It is well established that the presence of interfaces separating regions of real space that are occupied by different
materials, has given rise to a wealth of new phenomena and a number of significant applications. It is therefore
evident that surfaces must feature prominently in the physics of structures at the small scale and the influence of such
structures on the properties of quantum systems in their vicinity. This article is concerned with a structure created
using two surfaces forming an open cavity, and we concentrate on the right-angle geometry. Although apparently
simple, this structure adequately serves to illustrate the essential physics, which turns out to be surprisingly complex
when one considers correlations. We discuss how excited quantum emitters localized within this open cavity, and
which can be manipulated optically, would discharge the excitation, both when the emitters are in isolation from other
similar emitters and when taken in pairs. Quantum correlations of this kind are essential in the context of
implementing scalable architectures for quantum information processing and quantum computing. Optical
manipulation near surfaces is one possible scenario that has been highlighted in that context.
The properties of localised dipole emitters in the form of a quantum dot or a colour centre embedded in a crystal
environment can be drastically modified by a change in the composition, size and shape of the environment in
which the emitter is embedded.
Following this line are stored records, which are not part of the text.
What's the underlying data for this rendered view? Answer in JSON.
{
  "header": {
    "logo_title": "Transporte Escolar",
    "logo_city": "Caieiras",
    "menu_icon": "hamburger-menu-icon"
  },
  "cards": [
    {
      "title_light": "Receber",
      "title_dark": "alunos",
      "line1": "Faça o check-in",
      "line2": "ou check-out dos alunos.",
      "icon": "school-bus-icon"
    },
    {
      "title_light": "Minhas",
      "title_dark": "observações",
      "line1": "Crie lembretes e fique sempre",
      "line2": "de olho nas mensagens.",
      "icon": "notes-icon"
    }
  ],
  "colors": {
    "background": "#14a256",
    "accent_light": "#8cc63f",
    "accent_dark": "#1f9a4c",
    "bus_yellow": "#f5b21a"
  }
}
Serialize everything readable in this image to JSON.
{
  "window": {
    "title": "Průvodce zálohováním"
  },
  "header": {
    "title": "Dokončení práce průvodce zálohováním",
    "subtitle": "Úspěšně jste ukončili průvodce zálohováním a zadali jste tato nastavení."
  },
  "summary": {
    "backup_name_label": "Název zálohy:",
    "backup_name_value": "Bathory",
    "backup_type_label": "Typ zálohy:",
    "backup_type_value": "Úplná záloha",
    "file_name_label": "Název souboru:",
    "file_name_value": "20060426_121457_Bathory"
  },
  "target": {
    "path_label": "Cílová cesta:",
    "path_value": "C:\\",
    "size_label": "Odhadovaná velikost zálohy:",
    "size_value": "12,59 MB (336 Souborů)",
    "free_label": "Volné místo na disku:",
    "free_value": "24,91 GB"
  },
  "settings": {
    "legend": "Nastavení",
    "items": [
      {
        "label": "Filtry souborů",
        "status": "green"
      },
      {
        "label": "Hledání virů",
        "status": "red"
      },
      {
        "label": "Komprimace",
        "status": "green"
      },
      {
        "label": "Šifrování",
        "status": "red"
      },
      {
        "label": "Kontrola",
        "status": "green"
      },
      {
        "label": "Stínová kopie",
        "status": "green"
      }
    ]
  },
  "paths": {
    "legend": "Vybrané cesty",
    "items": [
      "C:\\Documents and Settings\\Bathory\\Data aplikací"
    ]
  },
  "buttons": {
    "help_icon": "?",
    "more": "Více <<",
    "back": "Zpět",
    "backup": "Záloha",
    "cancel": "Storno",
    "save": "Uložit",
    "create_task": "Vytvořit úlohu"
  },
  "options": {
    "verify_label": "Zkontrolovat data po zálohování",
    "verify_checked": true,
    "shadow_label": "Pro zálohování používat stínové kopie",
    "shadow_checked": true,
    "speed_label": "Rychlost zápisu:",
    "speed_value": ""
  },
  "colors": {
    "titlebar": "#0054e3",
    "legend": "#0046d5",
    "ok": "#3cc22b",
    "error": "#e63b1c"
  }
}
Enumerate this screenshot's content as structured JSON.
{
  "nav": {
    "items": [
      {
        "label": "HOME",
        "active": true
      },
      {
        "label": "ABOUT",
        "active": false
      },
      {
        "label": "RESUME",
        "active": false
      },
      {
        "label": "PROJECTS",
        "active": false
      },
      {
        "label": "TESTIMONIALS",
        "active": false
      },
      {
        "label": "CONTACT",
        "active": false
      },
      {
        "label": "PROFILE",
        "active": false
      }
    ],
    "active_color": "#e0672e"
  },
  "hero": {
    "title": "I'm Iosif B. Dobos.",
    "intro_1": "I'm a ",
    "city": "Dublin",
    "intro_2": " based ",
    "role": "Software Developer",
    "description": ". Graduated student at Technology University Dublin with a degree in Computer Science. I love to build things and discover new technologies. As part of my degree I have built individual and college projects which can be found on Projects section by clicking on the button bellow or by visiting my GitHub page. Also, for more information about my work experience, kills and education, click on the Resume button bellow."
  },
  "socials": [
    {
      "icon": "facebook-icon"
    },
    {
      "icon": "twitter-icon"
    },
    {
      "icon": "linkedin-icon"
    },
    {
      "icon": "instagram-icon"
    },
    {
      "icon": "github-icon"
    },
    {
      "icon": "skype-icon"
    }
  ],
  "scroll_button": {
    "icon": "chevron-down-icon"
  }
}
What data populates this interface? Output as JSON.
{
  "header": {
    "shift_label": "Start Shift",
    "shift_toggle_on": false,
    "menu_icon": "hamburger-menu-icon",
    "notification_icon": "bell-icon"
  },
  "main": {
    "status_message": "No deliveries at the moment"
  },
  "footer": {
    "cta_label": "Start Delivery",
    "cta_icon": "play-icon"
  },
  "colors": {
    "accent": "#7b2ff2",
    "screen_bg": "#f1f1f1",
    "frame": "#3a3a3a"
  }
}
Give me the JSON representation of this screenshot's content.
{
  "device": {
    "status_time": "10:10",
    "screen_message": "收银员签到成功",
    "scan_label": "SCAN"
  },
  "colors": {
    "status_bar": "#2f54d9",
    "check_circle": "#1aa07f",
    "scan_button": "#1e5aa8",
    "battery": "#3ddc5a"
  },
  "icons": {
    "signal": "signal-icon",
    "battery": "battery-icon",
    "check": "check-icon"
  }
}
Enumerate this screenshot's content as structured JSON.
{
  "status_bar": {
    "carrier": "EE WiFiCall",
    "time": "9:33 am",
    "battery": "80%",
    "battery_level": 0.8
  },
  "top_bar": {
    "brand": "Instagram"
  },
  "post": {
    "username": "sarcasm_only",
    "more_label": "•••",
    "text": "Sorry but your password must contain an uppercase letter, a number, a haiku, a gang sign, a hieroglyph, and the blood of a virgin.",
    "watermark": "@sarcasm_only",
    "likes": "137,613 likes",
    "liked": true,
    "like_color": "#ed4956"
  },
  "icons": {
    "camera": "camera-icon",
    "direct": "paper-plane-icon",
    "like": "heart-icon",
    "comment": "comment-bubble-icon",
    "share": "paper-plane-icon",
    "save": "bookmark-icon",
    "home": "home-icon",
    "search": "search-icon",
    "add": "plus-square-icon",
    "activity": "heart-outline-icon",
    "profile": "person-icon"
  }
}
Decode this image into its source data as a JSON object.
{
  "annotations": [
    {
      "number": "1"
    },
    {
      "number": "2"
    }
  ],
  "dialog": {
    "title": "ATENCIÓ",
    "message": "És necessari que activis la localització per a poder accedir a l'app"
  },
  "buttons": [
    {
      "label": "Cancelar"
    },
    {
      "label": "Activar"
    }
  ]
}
Thanks to recent advances in material deposition techniques and lithography,
as well as the advances in detection techniques and optical manipulation, experimental work is now capable of
revealing a new range of physical phenomena when the typical dimensions are of the order of an optical dipole
transition wavelength and below. These advances have arisen at a time of a heightened research effort devoted to
the important goal of identifying a qubit and a suitable environment that forms the basis for a scalable hardware
architecture for the practical realisation of quantum information processing. A physical system that we have
recently put forward as a candidate for such a purpose involves localised emitters in the form of quantum dots
or colour centres embedded in a nanocrystal. This suggestion became more persuasive following the success of
experiments which, for the first time, were able to demonstrate quantum cryptography using a nitrogen vacancy
in a diamond nanocrystal as a single-photon source. It has, however, been realised that a more versatile scenario
could be achieved by making use of the interplay between dielectric cavity confinement and dipole orientation.
Besides position dependence the main properties exhibit strong dipole orientational dependece suggesting that the
system is a possible candidate as a qubit for a scalable hardward architecture for quantum information processing.
Cavity confinement can control processes since it can lead to the enhancement and the complete suppression of
the de-excitation process, with further control provided by the manipulation of the dipole orientation by optical
means. This article is concerned with the modelling of quantum processes for quantum systems localised in
artificially fabricated structures made of high conductivity metals and dielectric cavities. The essential features
of cavity field confinement in this context are presented and the effects on de-excitation rates are assessed.